1. This photo is of Ham the Chimp, the first chimpanzee to be successfully launched into space in 1961. The snapshot was taken after his return. His name is an acronym for the Holloman Aerospace Medical Center, which is the lab that prepared him for such an important mission. However, he was only given the name upon his return since officials did not want the press to have a name to use for public shaming should the mission have failed. Following the trip, Ham called Washington D.C.’s National Zoo home for 17 years. His remains may now be found at the International Space Hall of Fame in New Mexico.

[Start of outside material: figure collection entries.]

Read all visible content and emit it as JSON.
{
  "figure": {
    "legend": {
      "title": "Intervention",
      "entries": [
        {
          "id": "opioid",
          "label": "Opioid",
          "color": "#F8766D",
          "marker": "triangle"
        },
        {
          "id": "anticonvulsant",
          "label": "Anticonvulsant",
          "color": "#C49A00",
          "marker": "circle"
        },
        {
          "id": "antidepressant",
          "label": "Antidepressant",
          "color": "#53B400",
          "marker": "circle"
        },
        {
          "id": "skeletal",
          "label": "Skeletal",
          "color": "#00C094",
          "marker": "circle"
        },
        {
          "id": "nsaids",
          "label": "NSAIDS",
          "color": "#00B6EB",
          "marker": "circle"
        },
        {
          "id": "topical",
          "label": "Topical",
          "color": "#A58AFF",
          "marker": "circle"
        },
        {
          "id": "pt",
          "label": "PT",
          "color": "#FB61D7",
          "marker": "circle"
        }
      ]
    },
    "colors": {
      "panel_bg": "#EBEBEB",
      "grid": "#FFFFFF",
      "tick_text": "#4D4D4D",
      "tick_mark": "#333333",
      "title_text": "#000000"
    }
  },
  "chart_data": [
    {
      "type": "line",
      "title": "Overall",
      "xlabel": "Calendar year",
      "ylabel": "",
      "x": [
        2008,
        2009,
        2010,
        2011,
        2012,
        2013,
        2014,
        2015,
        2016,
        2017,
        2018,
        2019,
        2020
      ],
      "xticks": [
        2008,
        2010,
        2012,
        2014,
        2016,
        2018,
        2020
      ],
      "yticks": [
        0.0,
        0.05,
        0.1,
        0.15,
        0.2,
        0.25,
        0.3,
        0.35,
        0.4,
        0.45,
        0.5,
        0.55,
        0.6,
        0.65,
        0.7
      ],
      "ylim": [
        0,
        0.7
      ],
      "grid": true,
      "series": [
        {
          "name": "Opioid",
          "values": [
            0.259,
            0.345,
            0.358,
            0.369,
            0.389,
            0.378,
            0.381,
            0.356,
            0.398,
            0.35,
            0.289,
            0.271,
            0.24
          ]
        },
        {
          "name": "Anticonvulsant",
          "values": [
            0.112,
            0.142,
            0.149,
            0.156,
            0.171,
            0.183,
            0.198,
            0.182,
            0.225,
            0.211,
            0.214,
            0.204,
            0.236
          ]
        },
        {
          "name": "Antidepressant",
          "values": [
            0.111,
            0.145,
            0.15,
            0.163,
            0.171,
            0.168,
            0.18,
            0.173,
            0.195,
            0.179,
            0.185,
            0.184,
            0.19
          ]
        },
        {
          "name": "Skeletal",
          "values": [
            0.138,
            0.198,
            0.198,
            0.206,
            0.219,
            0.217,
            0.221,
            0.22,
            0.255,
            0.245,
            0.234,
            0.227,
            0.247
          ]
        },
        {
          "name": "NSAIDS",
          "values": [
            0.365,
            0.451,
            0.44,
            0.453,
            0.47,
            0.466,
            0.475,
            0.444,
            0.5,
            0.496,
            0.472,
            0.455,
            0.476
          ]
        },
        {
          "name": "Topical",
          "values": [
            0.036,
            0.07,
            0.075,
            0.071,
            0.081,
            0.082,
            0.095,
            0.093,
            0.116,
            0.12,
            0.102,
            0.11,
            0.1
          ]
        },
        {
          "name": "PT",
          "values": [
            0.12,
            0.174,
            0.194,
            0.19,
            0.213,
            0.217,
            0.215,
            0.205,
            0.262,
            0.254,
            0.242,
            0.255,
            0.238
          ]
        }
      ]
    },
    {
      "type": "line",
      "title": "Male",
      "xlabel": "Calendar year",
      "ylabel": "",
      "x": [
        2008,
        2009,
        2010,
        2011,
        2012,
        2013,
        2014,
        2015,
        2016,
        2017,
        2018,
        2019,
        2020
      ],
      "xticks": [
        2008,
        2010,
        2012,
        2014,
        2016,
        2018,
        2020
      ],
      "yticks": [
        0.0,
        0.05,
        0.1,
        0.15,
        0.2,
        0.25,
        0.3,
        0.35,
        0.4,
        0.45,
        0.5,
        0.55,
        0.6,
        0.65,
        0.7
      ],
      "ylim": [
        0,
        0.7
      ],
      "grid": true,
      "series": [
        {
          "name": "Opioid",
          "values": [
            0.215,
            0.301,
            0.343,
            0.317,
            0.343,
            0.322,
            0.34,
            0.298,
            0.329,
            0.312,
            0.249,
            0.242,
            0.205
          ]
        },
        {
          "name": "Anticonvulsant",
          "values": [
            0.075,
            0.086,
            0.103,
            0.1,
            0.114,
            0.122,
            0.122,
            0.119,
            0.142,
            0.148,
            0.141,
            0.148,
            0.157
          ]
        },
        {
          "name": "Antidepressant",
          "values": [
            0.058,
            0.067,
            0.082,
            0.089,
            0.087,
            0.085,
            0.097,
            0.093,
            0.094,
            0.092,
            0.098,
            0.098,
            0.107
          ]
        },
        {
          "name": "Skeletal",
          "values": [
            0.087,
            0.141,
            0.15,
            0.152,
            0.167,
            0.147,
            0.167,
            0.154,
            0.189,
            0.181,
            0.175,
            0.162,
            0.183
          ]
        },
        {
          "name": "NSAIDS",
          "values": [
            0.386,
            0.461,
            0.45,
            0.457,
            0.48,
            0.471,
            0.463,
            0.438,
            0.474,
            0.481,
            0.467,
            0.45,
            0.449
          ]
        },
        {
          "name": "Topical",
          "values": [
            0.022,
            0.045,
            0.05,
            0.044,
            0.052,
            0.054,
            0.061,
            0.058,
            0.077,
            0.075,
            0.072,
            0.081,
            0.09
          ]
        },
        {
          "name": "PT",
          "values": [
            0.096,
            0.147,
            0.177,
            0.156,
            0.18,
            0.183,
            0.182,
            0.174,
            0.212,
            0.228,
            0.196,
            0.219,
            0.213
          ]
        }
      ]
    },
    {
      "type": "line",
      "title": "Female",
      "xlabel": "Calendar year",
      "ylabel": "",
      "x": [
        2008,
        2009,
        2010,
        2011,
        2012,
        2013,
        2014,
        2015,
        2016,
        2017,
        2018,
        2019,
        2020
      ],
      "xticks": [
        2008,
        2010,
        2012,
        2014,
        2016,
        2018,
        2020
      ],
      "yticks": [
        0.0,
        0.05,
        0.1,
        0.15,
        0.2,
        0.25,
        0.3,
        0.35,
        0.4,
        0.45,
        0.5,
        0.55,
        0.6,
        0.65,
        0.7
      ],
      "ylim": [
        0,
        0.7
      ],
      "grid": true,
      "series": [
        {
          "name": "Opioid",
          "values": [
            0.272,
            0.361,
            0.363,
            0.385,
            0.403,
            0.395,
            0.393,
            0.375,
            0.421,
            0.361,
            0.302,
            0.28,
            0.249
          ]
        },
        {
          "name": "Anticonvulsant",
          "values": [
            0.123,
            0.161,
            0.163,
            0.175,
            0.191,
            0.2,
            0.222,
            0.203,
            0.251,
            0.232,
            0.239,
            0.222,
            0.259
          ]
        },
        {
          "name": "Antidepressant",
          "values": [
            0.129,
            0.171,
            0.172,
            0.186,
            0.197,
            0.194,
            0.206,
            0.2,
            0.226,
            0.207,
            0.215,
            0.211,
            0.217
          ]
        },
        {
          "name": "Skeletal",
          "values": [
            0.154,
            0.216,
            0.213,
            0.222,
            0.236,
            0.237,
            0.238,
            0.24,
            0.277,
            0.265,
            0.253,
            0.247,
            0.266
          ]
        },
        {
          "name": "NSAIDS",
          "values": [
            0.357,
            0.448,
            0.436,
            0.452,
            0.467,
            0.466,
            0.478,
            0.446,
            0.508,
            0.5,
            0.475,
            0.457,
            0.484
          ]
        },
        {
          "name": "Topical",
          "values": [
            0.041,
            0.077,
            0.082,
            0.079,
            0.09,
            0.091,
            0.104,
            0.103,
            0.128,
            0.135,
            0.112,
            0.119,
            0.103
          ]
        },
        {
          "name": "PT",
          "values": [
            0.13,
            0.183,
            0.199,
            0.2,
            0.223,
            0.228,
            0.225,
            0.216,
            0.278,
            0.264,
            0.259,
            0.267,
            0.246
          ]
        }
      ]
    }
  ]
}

2. In 1967, Sweden changed its laws so that drivers had to start driving on the right-hand side of the road. The law was implemented to accommodate left-handed vehicles, reduce collisions and keep up with the trends of neighboring countries Norway and Finland. The day the law took effect is called Dagen H, or more popularly “Högertrafikomläggningen” (“The right-hand traffic diversion”), and this picture depicts the mass confusion that ensued. While the switch appeared to be successful in the short term, accident rates and insurance claims returned to normal after a couple years—likely after Swedes grew accustomed to driving on the right hand side of the road.
3. This picture of a girl holding a doll in the rubble of her former home is one of the most poignant and disturbing images from World War Two, and one that succinctly articulates the scope of devastation following the 1940 London bombings.